Housing minister Lee Rowley tells MPs the government will reveal its building product safety plans ‘soon’
The housing minister has promised that the government’s response to the Morrell report on construction product testing is to come soon but refused to say exactly when.
Paul Morrell and Anneliese Day’s landmark review, published last April, was ordered in the wake of shocking evidence from material manufacturers who testified at the Grenfell Inquiry.
The 174-page report sets out plans for sweeping reforms which would bring construction products under the scope of the new National Regulator for Construction Products, which currently oversees just a third of all construction products in manufacture.
As long ago as last July, industry bodies such as the Construction Products Association were asking for clarity from the government on when it would begin to action the recommendations of the review.
In a letter to a Labour MP last summer, Morrell himself raised concerns that the lack of a full government response to his report could “freeze the progress that might otherwise be made by the industry in improving the safety of products and their applications” and said he hoped Michael Gove would announce a date for a “substantive response”.
But appearing in front of the Levelling Up, Housing and Communities Committee, Lee Rowley refused to be drawn on a specific timeline.
He called the report a “very substantive document” and promised the department would begin laying out its plans “soon” but noted that this “might be multi-stage rather than a single document”.
Explaining the complexity of reforming the regulatory framework, he gave the example of a simple construction product like a screw or a nail.

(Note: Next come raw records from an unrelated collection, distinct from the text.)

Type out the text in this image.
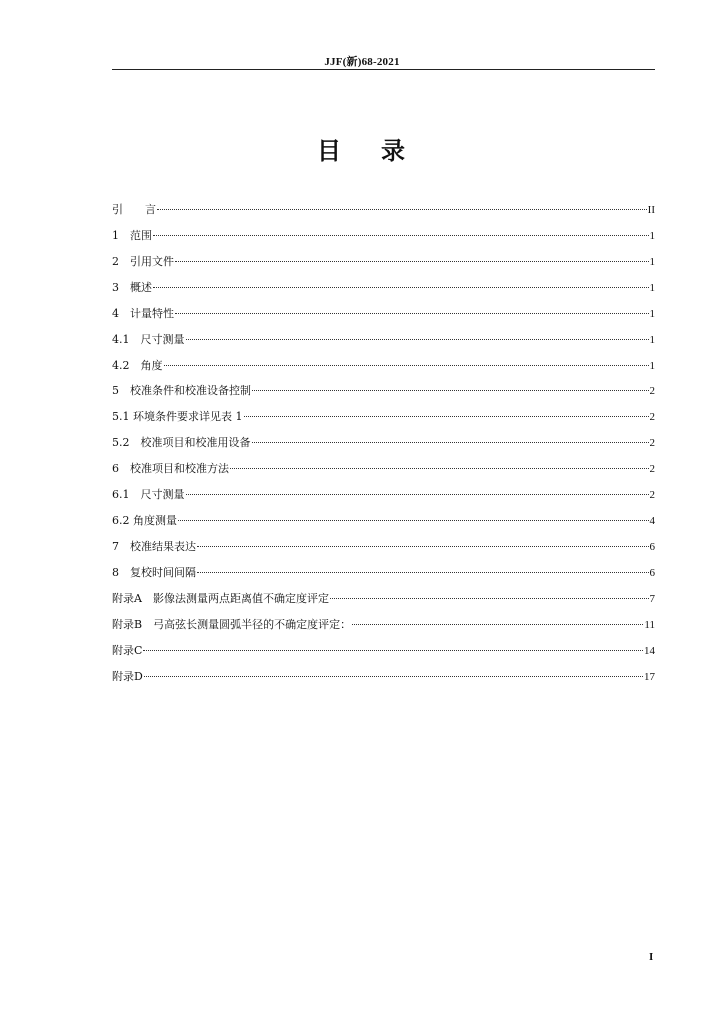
JJF(新)68-2021
目 录
引　　言	II
1　范围	1
2　引用文件	1
3　概述	1
4　计量特性	1
4.1　尺寸测量	1
4.2　角度	1
5　校准条件和校准设备控制	2
5.1 环境条件要求详见表 1	2
5.2　校准项目和校准用设备	2
6　校准项目和校准方法	2
6.1　尺寸测量	2
6.2 角度测量	4
7　校准结果表达	6
8　复校时间间隔	6
附录A　影像法测量两点距离值不确定度评定	7
附录B　弓高弦长测量圆弧半径的不确定度评定：	11
附录C	14
附录D	17
I
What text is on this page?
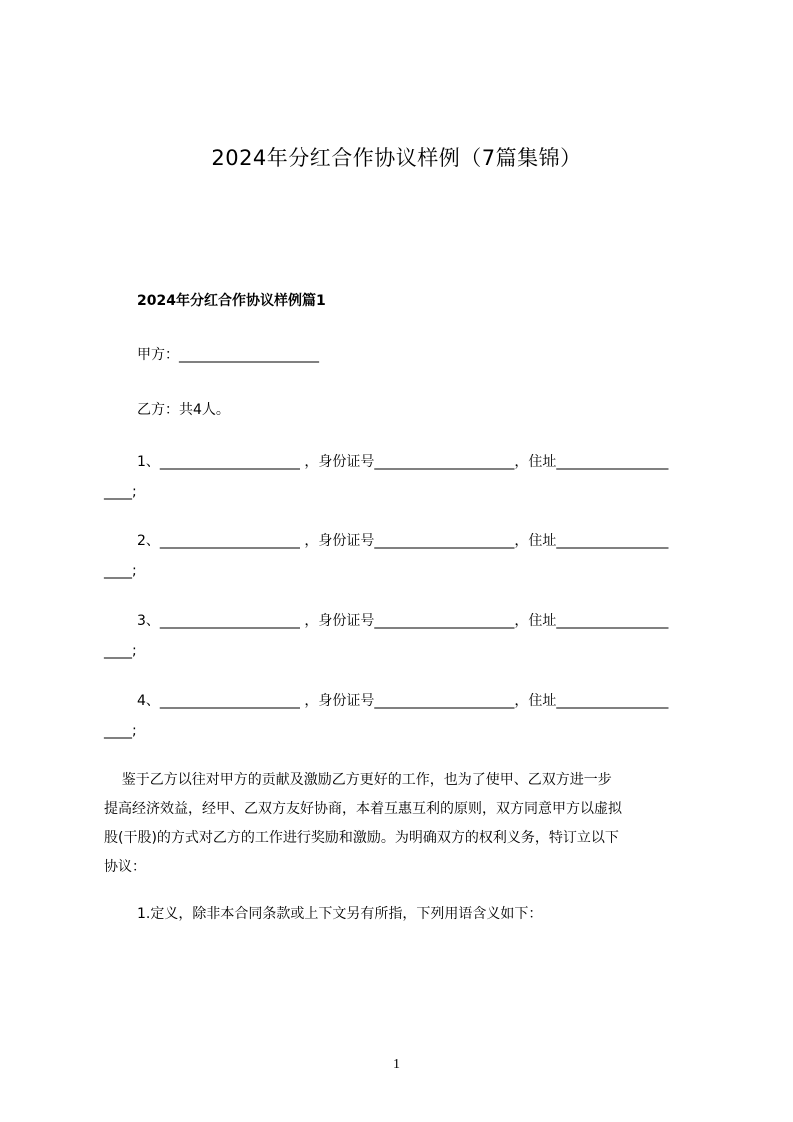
2024年分红合作协议样例（7篇集锦）
2024年分红合作协议样例篇1
甲方：____________________
乙方：共4人。
1、____________________ ，身份证号____________________，住址________________
____;
2、____________________ ，身份证号____________________，住址________________
____;
3、____________________ ，身份证号____________________，住址________________
____;
4、____________________ ，身份证号____________________，住址________________
____;
鉴于乙方以往对甲方的贡献及激励乙方更好的工作，也为了使甲、乙双方进一步
提高经济效益，经甲、乙双方友好协商，本着互惠互利的原则，双方同意甲方以虚拟
股(干股)的方式对乙方的工作进行奖励和激励。为明确双方的权利义务，特订立以下
协议：
1.定义，除非本合同条款或上下文另有所指，下列用语含义如下：
1
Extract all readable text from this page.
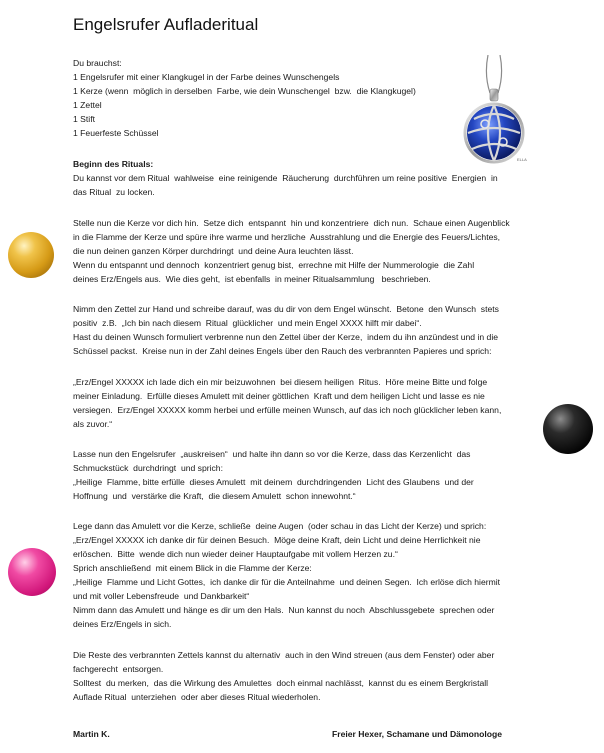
Engelsrufer Aufladeritual
Du brauchst:
1 Engelsrufer mit einer Klangkugel in der Farbe deines Wunschengels
1 Kerze (wenn  möglich in derselben  Farbe, wie dein Wunschengel  bzw.  die Klangkugel)
1 Zettel
1 Stift
1 Feuerfeste Schüssel
Beginn des Rituals:
Du kannst vor dem Ritual  wahlweise  eine reinigende  Räucherung  durchführen um reine positive  Energien  in
das Ritual  zu locken.
Stelle nun die Kerze vor dich hin.  Setze dich  entspannt  hin und konzentriere  dich nun.  Schaue einen Augenblick
in die Flamme der Kerze und spüre ihre warme und herzliche  Ausstrahlung und die Energie des Feuers/Lichtes,
die nun deinen ganzen Körper durchdringt  und deine Aura leuchten lässt.
Wenn du entspannt und dennoch  konzentriert genug bist,  errechne mit Hilfe der Nummerologie  die Zahl
deines Erz/Engels aus.  Wie dies geht,  ist ebenfalls  in meiner Ritualsammlung   beschrieben.
Nimm den Zettel zur Hand und schreibe darauf, was du dir von dem Engel wünscht.  Betone  den Wunsch  stets
positiv  z.B.  „Ich bin nach diesem  Ritual  glücklicher  und mein Engel XXXX hilft mir dabei“.
Hast du deinen Wunsch formuliert verbrenne nun den Zettel über der Kerze,  indem du ihn anzündest und in die
Schüssel packst.  Kreise nun in der Zahl deines Engels über den Rauch des verbrannten Papieres und sprich:
„Erz/Engel XXXXX ich lade dich ein mir beizuwohnen  bei diesem heiligen  Ritus.  Höre meine Bitte und folge
meiner Einladung.  Erfülle dieses Amulett mit deiner göttlichen  Kraft und dem heiligen Licht und lasse es nie
versiegen.  Erz/Engel XXXXX komm herbei und erfülle meinen Wunsch, auf das ich noch glücklicher leben kann,
als zuvor.“
Lasse nun den Engelsrufer  „auskreisen“  und halte ihn dann so vor die Kerze, dass das Kerzenlicht  das
Schmuckstück  durchdringt  und sprich:
„Heilige  Flamme, bitte erfülle  dieses Amulett  mit deinem  durchdringenden  Licht des Glaubens  und der
Hoffnung  und  verstärke die Kraft,  die diesem Amulett  schon innewohnt.“
Lege dann das Amulett vor die Kerze, schließe  deine Augen  (oder schau in das Licht der Kerze) und sprich:
„Erz/Engel XXXXX ich danke dir für deinen Besuch.  Möge deine Kraft, dein Licht und deine Herrlichkeit nie
erlöschen.  Bitte  wende dich nun wieder deiner Hauptaufgabe mit vollem Herzen zu.“
Sprich anschließend  mit einem Blick in die Flamme der Kerze:
„Heilige  Flamme und Licht Gottes,  ich danke dir für die Anteilnahme  und deinen Segen.  Ich erlöse dich hiermit
und mit voller Lebensfreude  und Dankbarkeit“
Nimm dann das Amulett und hänge es dir um den Hals.  Nun kannst du noch  Abschlussgebete  sprechen oder
deines Erz/Engels in sich.
Die Reste des verbrannten Zettels kannst du alternativ  auch in den Wind streuen (aus dem Fenster) oder aber
fachgerecht  entsorgen.
Solltest  du merken,  das die Wirkung des Amulettes  doch einmal nachlässt,  kannst du es einem Bergkristall
Auflade Ritual  unterziehen  oder aber dieses Ritual wiederholen.
Martin K.	Freier Hexer, Schamane und Dämonologe
ELLA
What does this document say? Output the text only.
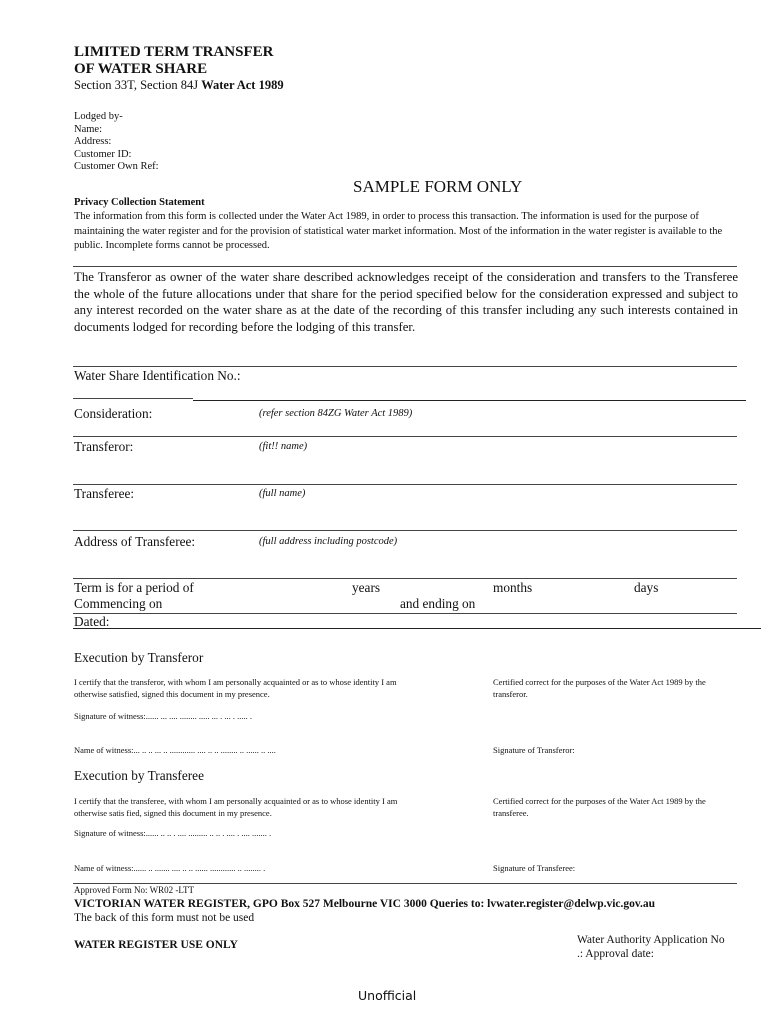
LIMITED TERM TRANSFER
OF WATER SHARE
Section 33T, Section 84J Water Act 1989
Lodged by-
Name:
Address:
Customer ID:
Customer Own Ref:
SAMPLE FORM ONLY
Privacy Collection Statement
The information from this form is collected under the Water Act 1989, in order to process this transaction. The information is used for the purpose of maintaining the water register and for the provision of statistical water market information. Most of the information in the water register is available to the public. Incomplete forms cannot be processed.
The Transferor as owner of the water share described acknowledges receipt of the consideration and transfers to the Transferee the whole of the future allocations under that share for the period specified below for the consideration expressed and subject to any interest recorded on the water share as at the date of the recording of this transfer including any such interests contained in documents lodged for recording before the lodging of this transfer.
Water Share Identification No.:
Consideration:	(refer section 84ZG Water Act 1989)
Transferor:	(fit!! name)
Transferee:	(full name)
Address of Transferee:	(full address including postcode)
Term is for a period of	years	months	days
Commencing on	and ending on
Dated:
Execution by Transferor
I certify that the transferor, with whom I am personally acquainted or as to whose identity I am otherwise satisfied, signed this document in my presence.
Certified correct for the purposes of the Water Act 1989 by the transferor.
Signature of witness:...... ... .... ........ ..... ... . ... . ..... .
Name of witness:... .. .. ... .. ............ .... .. .. ........ .. ...... .. ....	Signature of Transferor:
Execution by Transferee
I certify that the transferee, with whom I am personally acquainted or as to whose identity I am otherwise satis fied, signed this document in my presence.
Certified correct for the purposes of the Water Act 1989 by the transferee.
Signature of witness:...... .. .. . .... ......... .. .. . .... . .... ....... .
Name of witness:...... .. ....... .... .. .. ...... ............ .. ........ .	Signature of Transferee:
Approved Form No: WR02 -LTT
VICTORIAN WATER REGISTER, GPO Box 527 Melbourne VIC 3000 Queries to: lvwater.register@delwp.vic.gov.au
The back of this form must not be used
WATER REGISTER USE ONLY	Water Authority Application No
.: Approval date:
Unofficial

Rowley said the system has to be built to effectively oversee the use of such products in complex and safety-critical contexts, while not becoming overburdensome to ordinary consumers.
“We have also got to make sure that when my Dad buys a pile of nails to knock into a fence, we are not creating a disproportionate requirement upon the product manufacturers to give a whole heap of information for something which is not safety critical,” he said.
“That is a very challenging balance to strike […] I’m hoping we are going to be able to come out with further information very soon”.
The minister also promised that “in the coming weeks” he would release research commissioned by the department in 2020 into more than 3,000 product standards associated with testing.
“We are going to release that, there is no reason not to, I’m not sure why it is not [public] already,” he said.
Asked by one committee member why the promised establishment of a Construction Products Standards Committee had been delayed, Rowley said the original purpose of the committee had been “superseded”.
Chandru Dissanayeke, director of regulatory reform at the Department for Levelling Up, Housing and Communities, explained that its original purpose was to give advice on whether instances of EU product harmonisation should be adopted into UK law too, but that this role had ultimately been taken by the Office for Product Safety and Standards.
“The idea of an independent committee is not something we have necessarily parked,” said Dissanayeke.
“It is part of our ongoing thinking and reform, but we want to do that in conjunction with the national construction products regulator and make sure that sits well within an overall system of oversight”.
Asked whether the practice of product manufacturers “shopping around” for testing centres that will approve their products was widespread, Dissanayeke said there was “no evidence for this.
However, he admitted there was a “conflict of interest” where test houses are “unwilling to share information where they knew products were bad because they were subject to commercial confidentiality agreements” and said the department was looking at this issue.